Ensembling Portfolio Strategies for Long-Term Investments: A Distribution-Free Preference Framework for Decision-Making and Algorithms
This addresses the challenge for investors in making robust decisions when ensembling strategies under market uncertainty, though it is incremental in building on existing ensemble methods.
The paper tackles the problem of combining multiple portfolio strategies for long-term wealth growth by introducing a distribution-free preference framework to set clear objectives, and shows that the proposed strategies eventually exceed the best component strategies in cumulative wealth, with an accelerated variant significantly improving performance.
This paper investigates the problem of ensembling multiple strategies for sequential portfolios to outperform individual strategies in terms of long-term wealth. Due to the uncertainty of strategies' performances in the future market, which are often based on specific models and statistical assumptions, investors often mitigate risk and enhance robustness by combining multiple strategies, akin to common approaches in collective learning prediction.
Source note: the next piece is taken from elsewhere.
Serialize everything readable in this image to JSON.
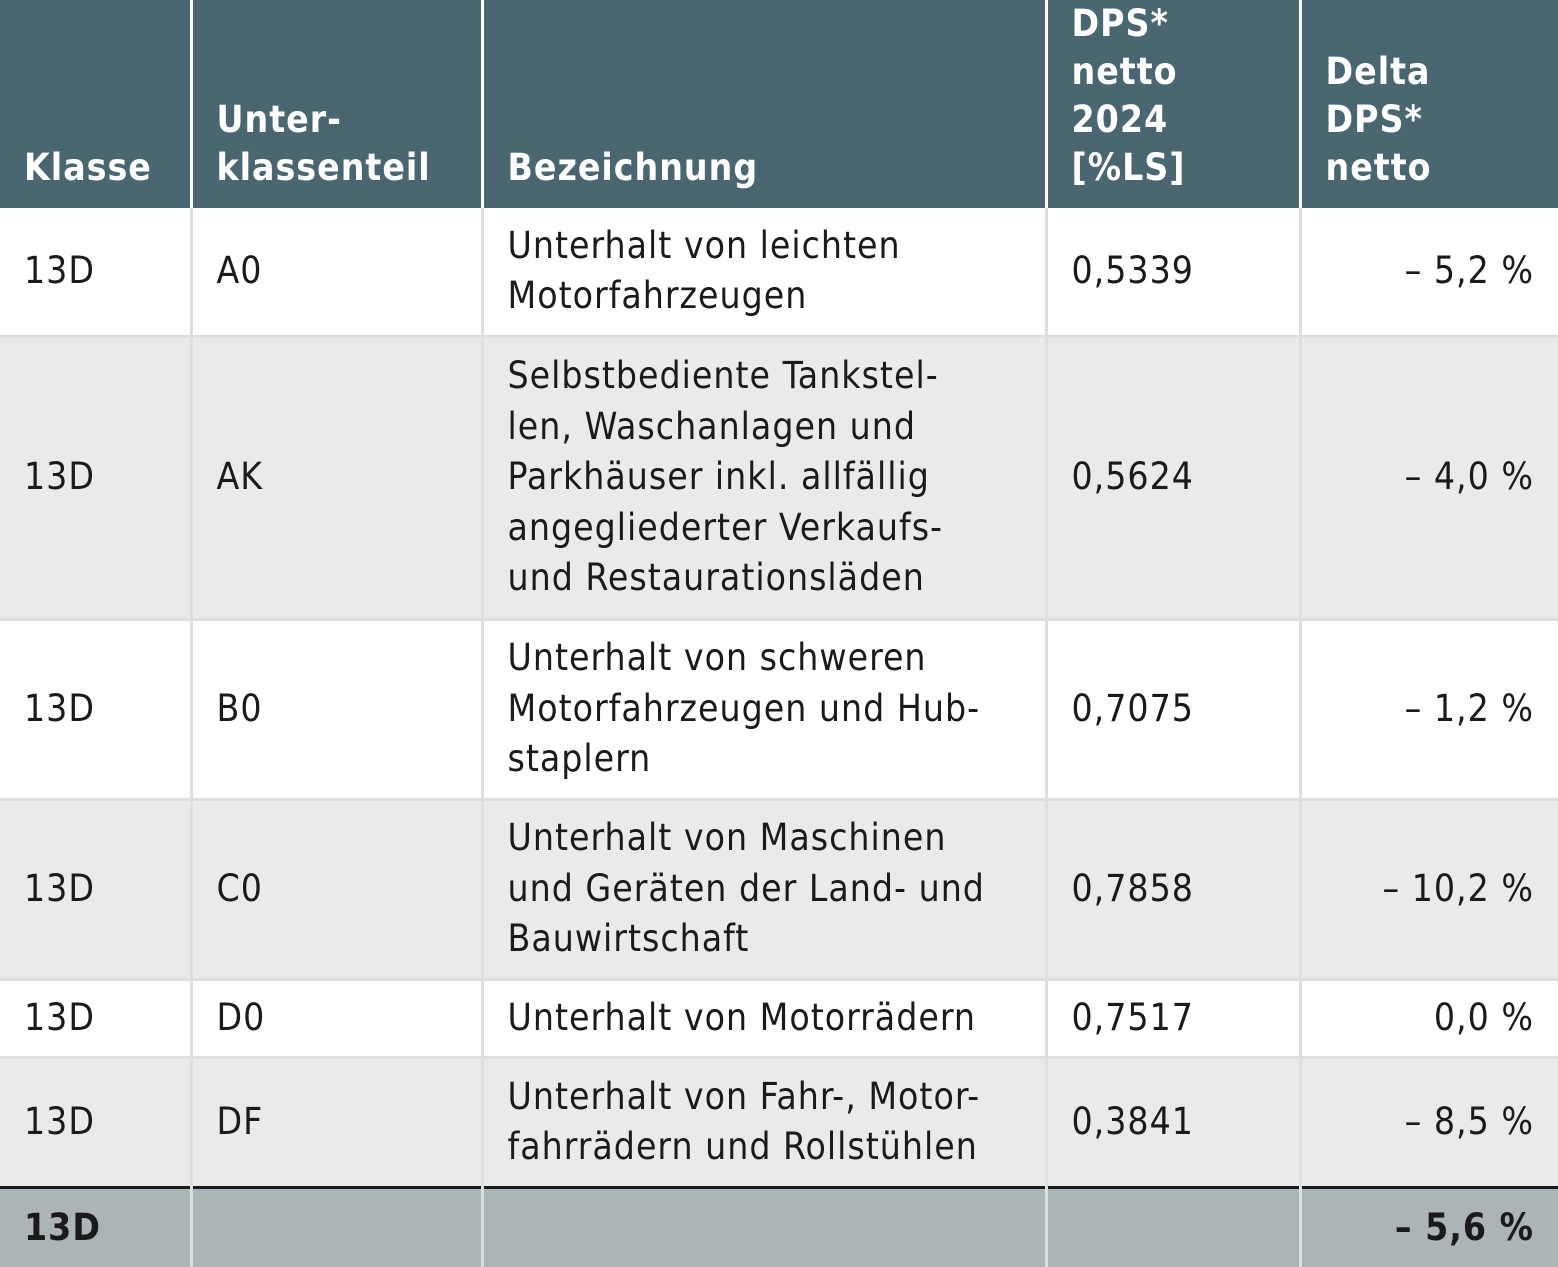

However, the absence of a distribution-free and consistent preference framework complicates decisions of combination due to the ambiguous objective. To address this gap, we introduce a novel framework for decision-making in combining strategies, irrespective of market conditions, by establishing the investor's preference between decisions and then forming a clear objective. Through this framework, we propose a combinatorial strategy construction, free from statistical assumptions, for any scale of component strategies, even infinite, such that it meets the determined criterion. Finally, we test the proposed strategy along with its accelerated variant and some other multi-strategies. The numerical experiments show results in favor of the proposed strategies, albeit with small tradeoffs in their Sharpe ratios, in which their cumulative wealths eventually exceed those of the best component strategies while the accelerated strategy significantly improves performance.